US-funded companies urge concerted efforts to contain trade protectionism
Post Date: 17 Nov 2009 Viewed: 593
China's business hub Shanghai is among the first Chinese cities to do business with the United States.
Its import and export volume with the world's largest economy, however, reached only 37 billion U.S. dollars in the first 10 months this year, shrinking more than 18 percent from the same period last year, according to the Shanghai customs figures.
Shanghai's export to the U.S. stood at 25.4 billion U.S. dollars in the first 10 months, down 19.48 percent from the same period last year.
When the world is struggling to recover from the worst economic crisis since the 1930s, some countries are "making the same mistakes as before", namely setting trade barriers, said Maurice R. Greenberg, president of the C.V. STARR & Co. Inc, a global investment holding company based in the United States.
The mistake Greeberg referred to was the Smoot-Hawley Tarrif Act adopted by the United States in the 1930s, which raised import duties of more than 20,000 commodities to a historically high level and led to a global trade stagnation.
Shanghai General Motors Company Limited (Shanghai GM), a successful representative of the 6,270 U.S.-funded companies in Shanghai, failed to export its made-in-Shanghai subcompacts to the U.S. market this year due to the boycott in its home country.
GM wants to take advantage of the resources advantage of Shanghai and China to a global sphere but the trade protectionism cast a shadow on the economic globalization, said D. Nick Reilly, president of GM International Operations.
China should be no longer viewed as a producer and dumper of cheap products, he said, citing the example that Shanghai GM has formed a complete product chain in the country and Shanghai is expected to be a leading producer of electric cars and hybrid cars, he said.
The import and export volume of China's foreign-funded companies through the Shanghai Customs reached 252.3 billion U.S. dollars in the first 10 months this year, down 22.6 percent from the previous year, according to the customs.
Trade protectionism in the current financial crisis would stifle the world economy and nobody would be benefited, said Wang Ming, a researcher with the Shanghai International Economy and Trade Research Institute.

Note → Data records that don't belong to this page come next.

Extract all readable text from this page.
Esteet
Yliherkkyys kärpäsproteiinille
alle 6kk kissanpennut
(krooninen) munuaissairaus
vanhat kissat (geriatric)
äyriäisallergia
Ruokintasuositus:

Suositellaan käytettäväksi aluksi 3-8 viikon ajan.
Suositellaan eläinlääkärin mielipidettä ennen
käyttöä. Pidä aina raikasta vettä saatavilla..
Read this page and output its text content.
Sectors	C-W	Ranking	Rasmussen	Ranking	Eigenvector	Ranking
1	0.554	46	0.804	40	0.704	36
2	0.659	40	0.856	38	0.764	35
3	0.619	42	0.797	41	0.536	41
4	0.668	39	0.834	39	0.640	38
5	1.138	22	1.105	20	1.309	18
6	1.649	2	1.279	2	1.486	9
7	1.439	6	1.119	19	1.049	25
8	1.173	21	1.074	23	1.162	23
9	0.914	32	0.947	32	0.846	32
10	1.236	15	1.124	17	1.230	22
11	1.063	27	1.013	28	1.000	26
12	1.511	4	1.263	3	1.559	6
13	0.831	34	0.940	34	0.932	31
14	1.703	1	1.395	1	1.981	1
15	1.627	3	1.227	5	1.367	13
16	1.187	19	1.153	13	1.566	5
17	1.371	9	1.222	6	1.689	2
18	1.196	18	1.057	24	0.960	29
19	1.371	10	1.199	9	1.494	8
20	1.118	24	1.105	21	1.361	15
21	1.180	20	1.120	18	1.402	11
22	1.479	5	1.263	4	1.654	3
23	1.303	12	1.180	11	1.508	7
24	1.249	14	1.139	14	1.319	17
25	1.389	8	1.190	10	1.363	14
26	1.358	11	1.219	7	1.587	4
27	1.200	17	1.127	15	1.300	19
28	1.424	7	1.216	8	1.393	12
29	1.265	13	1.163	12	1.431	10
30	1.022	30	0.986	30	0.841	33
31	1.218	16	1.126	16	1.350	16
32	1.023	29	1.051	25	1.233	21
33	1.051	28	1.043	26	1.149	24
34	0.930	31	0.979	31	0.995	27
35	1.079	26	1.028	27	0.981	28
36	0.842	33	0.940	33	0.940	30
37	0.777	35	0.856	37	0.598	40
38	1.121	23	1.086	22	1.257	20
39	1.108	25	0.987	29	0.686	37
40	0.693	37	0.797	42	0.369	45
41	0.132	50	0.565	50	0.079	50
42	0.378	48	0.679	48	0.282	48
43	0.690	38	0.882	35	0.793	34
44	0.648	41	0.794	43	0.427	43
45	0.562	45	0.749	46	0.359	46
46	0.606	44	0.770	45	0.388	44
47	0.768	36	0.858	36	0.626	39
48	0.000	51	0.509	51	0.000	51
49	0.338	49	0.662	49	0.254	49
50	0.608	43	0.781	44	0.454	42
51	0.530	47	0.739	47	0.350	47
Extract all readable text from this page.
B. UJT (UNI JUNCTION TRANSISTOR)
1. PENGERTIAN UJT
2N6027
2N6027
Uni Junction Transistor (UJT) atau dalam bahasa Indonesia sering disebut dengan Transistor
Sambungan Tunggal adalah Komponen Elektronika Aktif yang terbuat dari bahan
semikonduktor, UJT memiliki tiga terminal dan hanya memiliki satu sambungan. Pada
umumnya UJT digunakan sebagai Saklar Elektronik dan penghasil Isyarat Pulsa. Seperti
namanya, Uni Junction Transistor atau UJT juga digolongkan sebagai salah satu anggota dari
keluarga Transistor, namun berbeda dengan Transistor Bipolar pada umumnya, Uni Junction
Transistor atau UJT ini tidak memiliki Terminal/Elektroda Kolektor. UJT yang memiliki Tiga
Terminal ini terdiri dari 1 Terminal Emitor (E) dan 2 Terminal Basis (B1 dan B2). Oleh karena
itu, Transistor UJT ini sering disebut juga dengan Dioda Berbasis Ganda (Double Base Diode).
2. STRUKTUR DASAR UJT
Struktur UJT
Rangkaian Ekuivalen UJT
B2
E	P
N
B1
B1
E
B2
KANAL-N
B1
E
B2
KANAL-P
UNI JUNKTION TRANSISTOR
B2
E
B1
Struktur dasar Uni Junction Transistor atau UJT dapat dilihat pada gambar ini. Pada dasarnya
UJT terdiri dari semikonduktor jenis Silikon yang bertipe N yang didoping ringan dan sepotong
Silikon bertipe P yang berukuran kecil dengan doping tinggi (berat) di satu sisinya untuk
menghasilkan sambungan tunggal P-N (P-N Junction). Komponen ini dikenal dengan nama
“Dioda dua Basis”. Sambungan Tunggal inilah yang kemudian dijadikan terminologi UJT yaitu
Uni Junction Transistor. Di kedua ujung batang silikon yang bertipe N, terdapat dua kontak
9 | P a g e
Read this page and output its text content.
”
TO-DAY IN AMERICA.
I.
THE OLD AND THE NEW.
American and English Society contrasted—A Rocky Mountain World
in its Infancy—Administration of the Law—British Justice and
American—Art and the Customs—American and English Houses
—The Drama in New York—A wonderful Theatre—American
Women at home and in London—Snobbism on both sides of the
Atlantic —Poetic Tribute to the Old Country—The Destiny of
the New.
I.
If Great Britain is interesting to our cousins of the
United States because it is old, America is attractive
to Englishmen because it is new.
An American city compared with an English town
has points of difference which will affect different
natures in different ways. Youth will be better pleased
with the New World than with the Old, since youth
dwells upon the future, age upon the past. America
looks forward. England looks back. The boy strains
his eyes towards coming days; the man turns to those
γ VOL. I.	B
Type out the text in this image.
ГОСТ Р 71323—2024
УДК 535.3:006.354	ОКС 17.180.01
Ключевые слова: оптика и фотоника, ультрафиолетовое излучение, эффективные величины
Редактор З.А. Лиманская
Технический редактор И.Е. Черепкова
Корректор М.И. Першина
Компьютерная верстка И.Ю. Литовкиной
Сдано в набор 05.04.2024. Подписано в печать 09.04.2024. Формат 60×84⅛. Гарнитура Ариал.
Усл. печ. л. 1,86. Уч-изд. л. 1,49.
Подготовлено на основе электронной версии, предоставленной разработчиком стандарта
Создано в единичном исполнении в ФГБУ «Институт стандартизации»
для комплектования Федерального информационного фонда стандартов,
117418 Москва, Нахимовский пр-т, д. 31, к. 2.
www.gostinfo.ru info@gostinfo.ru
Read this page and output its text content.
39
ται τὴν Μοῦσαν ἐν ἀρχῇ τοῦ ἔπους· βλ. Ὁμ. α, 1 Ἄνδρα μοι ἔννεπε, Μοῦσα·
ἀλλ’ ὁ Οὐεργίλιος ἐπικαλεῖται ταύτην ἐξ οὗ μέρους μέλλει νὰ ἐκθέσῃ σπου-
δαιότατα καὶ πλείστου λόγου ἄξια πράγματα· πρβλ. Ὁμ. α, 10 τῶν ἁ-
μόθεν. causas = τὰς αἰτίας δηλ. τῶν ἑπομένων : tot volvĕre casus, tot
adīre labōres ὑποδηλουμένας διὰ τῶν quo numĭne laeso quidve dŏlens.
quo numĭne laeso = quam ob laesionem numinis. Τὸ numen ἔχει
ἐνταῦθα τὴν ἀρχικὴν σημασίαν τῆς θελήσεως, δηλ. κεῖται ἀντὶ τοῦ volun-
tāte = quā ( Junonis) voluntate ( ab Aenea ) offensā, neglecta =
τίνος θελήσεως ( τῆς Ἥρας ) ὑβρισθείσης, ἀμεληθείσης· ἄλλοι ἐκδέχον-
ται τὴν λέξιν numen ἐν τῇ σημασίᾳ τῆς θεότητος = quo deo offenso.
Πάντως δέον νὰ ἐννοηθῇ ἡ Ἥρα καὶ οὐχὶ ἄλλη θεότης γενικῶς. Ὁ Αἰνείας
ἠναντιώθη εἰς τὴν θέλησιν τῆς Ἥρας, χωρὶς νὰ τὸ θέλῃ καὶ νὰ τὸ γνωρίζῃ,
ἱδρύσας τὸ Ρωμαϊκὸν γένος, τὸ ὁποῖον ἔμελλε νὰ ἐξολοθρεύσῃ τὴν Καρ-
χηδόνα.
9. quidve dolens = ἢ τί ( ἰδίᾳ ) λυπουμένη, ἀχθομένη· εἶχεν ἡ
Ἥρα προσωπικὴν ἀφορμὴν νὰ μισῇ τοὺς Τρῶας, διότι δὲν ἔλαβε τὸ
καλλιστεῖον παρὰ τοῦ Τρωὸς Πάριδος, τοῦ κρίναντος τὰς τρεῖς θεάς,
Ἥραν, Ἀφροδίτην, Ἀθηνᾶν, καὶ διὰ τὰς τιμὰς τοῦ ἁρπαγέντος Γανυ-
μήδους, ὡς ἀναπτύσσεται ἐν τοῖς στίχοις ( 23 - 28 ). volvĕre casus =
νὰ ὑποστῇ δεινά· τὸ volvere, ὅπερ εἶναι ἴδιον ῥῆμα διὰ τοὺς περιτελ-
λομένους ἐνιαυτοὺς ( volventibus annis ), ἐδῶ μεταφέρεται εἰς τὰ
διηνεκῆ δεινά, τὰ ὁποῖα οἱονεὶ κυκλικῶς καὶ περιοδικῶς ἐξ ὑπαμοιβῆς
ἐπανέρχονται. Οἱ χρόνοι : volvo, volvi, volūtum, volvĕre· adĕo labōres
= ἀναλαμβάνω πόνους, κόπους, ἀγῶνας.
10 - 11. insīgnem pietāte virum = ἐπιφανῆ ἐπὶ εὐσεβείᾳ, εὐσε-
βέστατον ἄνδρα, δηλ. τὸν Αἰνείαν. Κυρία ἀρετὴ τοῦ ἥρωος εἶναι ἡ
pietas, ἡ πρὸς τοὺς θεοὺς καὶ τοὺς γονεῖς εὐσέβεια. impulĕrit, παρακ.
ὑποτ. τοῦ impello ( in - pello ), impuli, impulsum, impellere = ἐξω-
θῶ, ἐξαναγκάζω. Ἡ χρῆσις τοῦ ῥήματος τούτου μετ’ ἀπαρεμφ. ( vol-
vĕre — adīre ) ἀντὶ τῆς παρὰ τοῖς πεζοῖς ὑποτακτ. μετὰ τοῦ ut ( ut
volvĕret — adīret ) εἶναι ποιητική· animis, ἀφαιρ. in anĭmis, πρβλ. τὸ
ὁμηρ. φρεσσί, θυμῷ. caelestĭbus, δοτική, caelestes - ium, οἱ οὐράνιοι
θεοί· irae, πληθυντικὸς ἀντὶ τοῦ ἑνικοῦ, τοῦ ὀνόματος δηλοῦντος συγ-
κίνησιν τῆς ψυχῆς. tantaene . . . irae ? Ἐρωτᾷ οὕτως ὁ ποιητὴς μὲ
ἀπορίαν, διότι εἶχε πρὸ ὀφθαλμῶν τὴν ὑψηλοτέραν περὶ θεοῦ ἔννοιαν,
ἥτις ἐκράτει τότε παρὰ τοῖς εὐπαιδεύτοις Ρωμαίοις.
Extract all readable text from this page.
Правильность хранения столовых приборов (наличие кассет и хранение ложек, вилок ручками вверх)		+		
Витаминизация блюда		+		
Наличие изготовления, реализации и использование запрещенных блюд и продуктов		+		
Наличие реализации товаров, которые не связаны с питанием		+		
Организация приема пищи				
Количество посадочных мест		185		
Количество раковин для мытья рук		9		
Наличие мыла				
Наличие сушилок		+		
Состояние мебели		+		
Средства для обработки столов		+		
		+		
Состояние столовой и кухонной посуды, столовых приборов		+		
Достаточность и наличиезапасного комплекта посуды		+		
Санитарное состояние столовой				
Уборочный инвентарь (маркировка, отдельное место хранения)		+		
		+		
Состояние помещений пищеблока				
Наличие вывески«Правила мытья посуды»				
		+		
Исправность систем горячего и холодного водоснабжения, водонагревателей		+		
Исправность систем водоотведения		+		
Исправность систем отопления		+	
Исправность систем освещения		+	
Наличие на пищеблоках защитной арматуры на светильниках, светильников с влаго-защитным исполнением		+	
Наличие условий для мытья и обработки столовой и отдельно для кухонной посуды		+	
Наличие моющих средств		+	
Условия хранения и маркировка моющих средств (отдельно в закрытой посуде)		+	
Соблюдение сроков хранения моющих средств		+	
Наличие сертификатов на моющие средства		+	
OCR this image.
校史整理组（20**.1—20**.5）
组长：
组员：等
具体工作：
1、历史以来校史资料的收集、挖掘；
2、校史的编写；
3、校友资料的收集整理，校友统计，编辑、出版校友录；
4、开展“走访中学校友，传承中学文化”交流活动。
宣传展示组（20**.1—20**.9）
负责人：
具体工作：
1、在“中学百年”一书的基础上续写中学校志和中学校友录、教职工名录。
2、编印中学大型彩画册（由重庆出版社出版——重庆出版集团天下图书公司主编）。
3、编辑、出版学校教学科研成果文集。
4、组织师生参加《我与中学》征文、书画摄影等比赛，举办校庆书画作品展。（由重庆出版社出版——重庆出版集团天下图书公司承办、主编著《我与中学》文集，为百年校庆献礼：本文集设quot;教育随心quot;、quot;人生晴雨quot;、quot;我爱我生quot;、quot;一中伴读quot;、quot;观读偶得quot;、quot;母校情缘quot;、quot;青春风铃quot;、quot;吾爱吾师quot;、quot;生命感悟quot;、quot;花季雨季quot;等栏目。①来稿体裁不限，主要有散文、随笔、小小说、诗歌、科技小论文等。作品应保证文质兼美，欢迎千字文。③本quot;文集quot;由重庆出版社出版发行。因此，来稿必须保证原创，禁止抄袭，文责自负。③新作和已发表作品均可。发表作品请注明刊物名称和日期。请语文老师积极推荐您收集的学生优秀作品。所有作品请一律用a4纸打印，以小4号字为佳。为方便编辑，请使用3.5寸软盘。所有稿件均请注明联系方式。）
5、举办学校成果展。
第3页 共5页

"We are especially cautious on the export business to the U.S. as the U.S. import duties on some new products have gone through the roof," said Chen Yi, a sales manager of Ema Precision Electronics Corporation, a US-funded transducer and industrial switches manufacturer in neighboring Suzhou City.
"We do not want to be the victim of the trade disputes," said Chen. "We are very eager for the improvement of trade environment between the two countries, especially at a time of financial crisis."
As two nations with global influence, China and the U.S. should make concerted efforts and strengthen cooperation to contribute more to the world economic recovery, Wang said.